Arequipa: die weiße Stadt

Arequipa: die weiße Stadt

In Arequipa befanden wir uns nach unseren Flachlandabenteuern in Lima und Huacachina wieder auf über 2.300 Metern ü. NN. Außerdem ist diese zweitgrößte Stadt Perus umgeben von aktiven Vulkanen. Einen davon sehen wir sogar ein wenig rauchen! Laut unseres Reiseführers sind diese Vulkane für bis zu zwölf Erdbebenstöße pro Tag verantwortlich. Wir haben davon zwar nichts mitbekommen, aber das muss ja nichts heißen.

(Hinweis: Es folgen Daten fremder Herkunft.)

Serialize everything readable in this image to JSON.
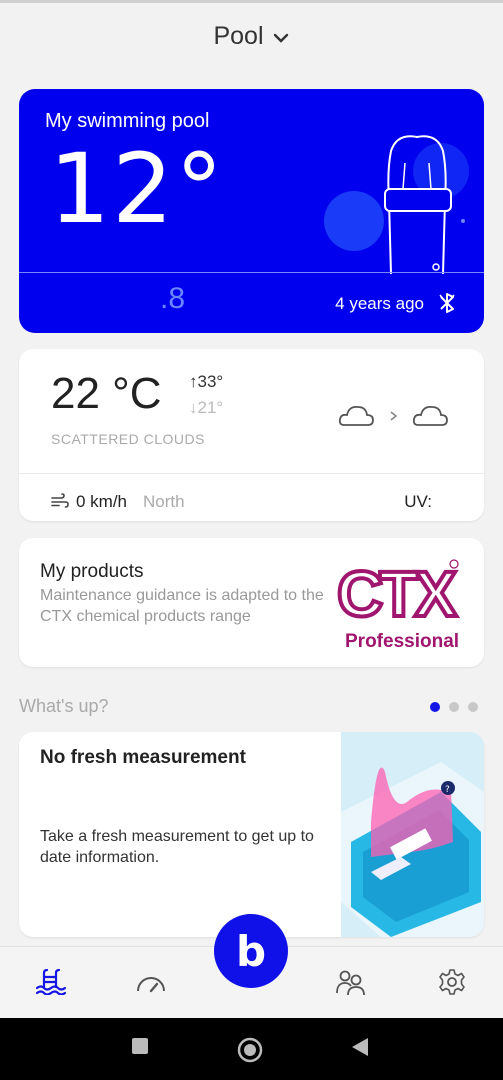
{
  "header": {
    "title": "Pool",
    "chevron_icon": "chevron-down-icon"
  },
  "pool_card": {
    "name": "My swimming pool",
    "temp_main": "12°",
    "temp_decimal": ".8",
    "last_update": "4 years ago",
    "bt_icon": "bluetooth-icon",
    "accent": "#0000ee"
  },
  "weather": {
    "temp": "22 °C",
    "high": "33°",
    "low": "21°",
    "description": "SCATTERED CLOUDS",
    "wind_speed": "0 km/h",
    "wind_direction": "North",
    "uv_label": "UV:"
  },
  "products": {
    "title": "My products",
    "description": "Maintenance guidance is adapted to the CTX chemical products range",
    "logo_text": "CTX",
    "logo_subtext": "Professional"
  },
  "whats_up": {
    "label": "What's up?",
    "active_index": 0,
    "page_count": 3
  },
  "news": {
    "title": "No fresh measurement",
    "body": "Take a fresh measurement to get up to date information."
  },
  "tabs": [
    "pool-icon",
    "gauge-icon",
    "brand-b-icon",
    "people-icon",
    "settings-icon"
  ],
  "center_button": {
    "label": "b"
  },
  "colors": {
    "brand": "#1010e8",
    "background": "#f2f2f2"
  }
}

Die Nähe zu diesen Vulkanen ist auch indirekt für den Beinamen Arequipas verantwortlich: Viele Gebäude, gerade die in der von der UNESCO geschützten Altstadt, sind aus weißem Vulkangestein erbaut, sogenanntem Sillar. Böse Zungen behaupten allerdings, dass „die weiße Stadt“ auch deshalb so heißt, weil sie früher fast ausschließlich weißen Einwohnern vorbehalten war. Farbige Bedienstete mussten außerhalb unterkommen und durften nur zum Arbeiten in das Stadtgebiet hinein.

Dies hat sich inzwischen glücklicherweise geändert, aber stolz sind die Arequiper nach wie vor – auf ihre Stadt, auf sich, auf ihre Geschichte. Es hat sogar Bestrebungen gegeben, die Region vom Rest Perus loszulösen, die aber nicht erfolgreich waren.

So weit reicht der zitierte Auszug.